I Really Like Assassin’s Creed Valhalla’s Easily Readable Lore Screens
Screenshot: Ubisoft

I like a lot of things about Assassin’s Creed Valhalla. I like the setting. I like the new quest system. I like the changes to the loot system that frees my character from hauling dozens of the same sword. What’s also great? I can read the game’s lore text from my couch with ease.

Too many games I’ve played lately seem designed for people who either a) have perfect vision or b) keep their face close to their screen.

The result is a succession of major games of late that might have awesome lore but might also double as a vision test. It’s not just that games are full of tiny text. They also cram a lot of words in one place. (See also the problem with too much micro-text on the Nintendo Switch.)

I therefore must celebrate the lore text for Valhalla. Look above. Look how readable that is. Imagine sitting back on your couch and seeing that on your TV. Hopefully your eyes would be as pleased as mine.

I even feel like the game’s subtitles are more readable than they were in Valhalla’s predecessor, Assassin’s Creed Odyssey. But that might mostly be an illusion or the subtle results of slightly increased line spacing.

Here’s Valhalla:

Screenshot: UbisoftScreenshot: Ubisoft

Here’s Odyssey:

Screenshot: UbisoftScreenshot: Ubisoft

Whatever the case, let’s hear it for a game you can read from afar.

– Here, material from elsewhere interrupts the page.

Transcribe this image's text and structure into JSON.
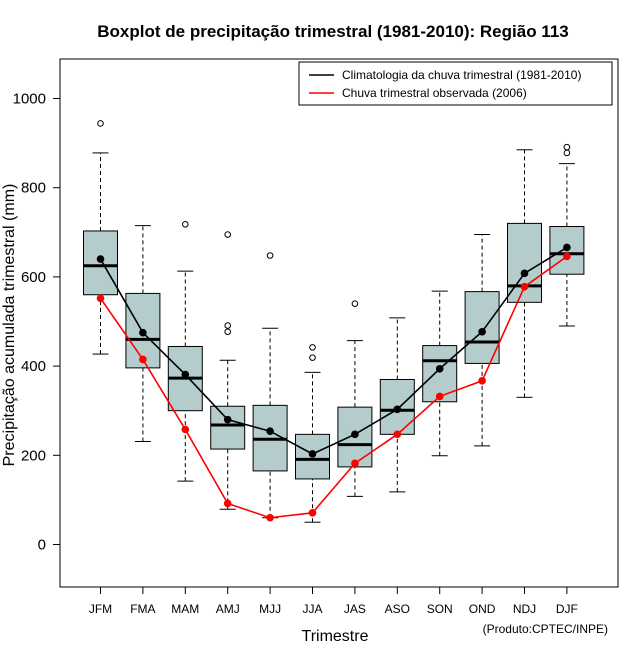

And that’s without even fiddling with the game’s text size options.

Screenshot: UbisoftScreenshot: Ubisoft

I’m about nine hours into this game, and so far, its other features are pretty good, too!

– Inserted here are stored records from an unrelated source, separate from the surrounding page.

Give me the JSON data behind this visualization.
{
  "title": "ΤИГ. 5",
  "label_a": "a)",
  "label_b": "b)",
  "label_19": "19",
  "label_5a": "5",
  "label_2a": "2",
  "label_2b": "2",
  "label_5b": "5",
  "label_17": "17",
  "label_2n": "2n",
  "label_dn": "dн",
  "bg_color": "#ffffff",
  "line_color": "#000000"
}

  • Sure, the game’s lore text might be easily readable from your couch but if the entry for Gunnar is anything to go by, seriously, why would you? Talk about bland, flavourless and uninformative.

    I mean, it’s primarily here a cross reference to other characters and places you also don’t care about. And WTF? “He carried that love of community” and “he yearns for a more immediate family he can call his own”. This is the best they can do?

    I mean, how many of your friends, work colleagues, family, that guy you saw on TV, or the backpacker you bumped into that one time in Cinque Terre would you describe like this? Let alone a Viking FFS…

    • I’m pretty well on board with you here… So many times I’ll read stuff like this and feel myself cringe.

      It’s not even a problem unique to Ubisoft games, I really feel like far too many games have ‘lore’ that feels like something that was copy and pasted from a fan fiction forum.

  • Ubisoft game with easy to read lore…
    Before or after they stick it on top of a mountain, under a rock, covered in snakes.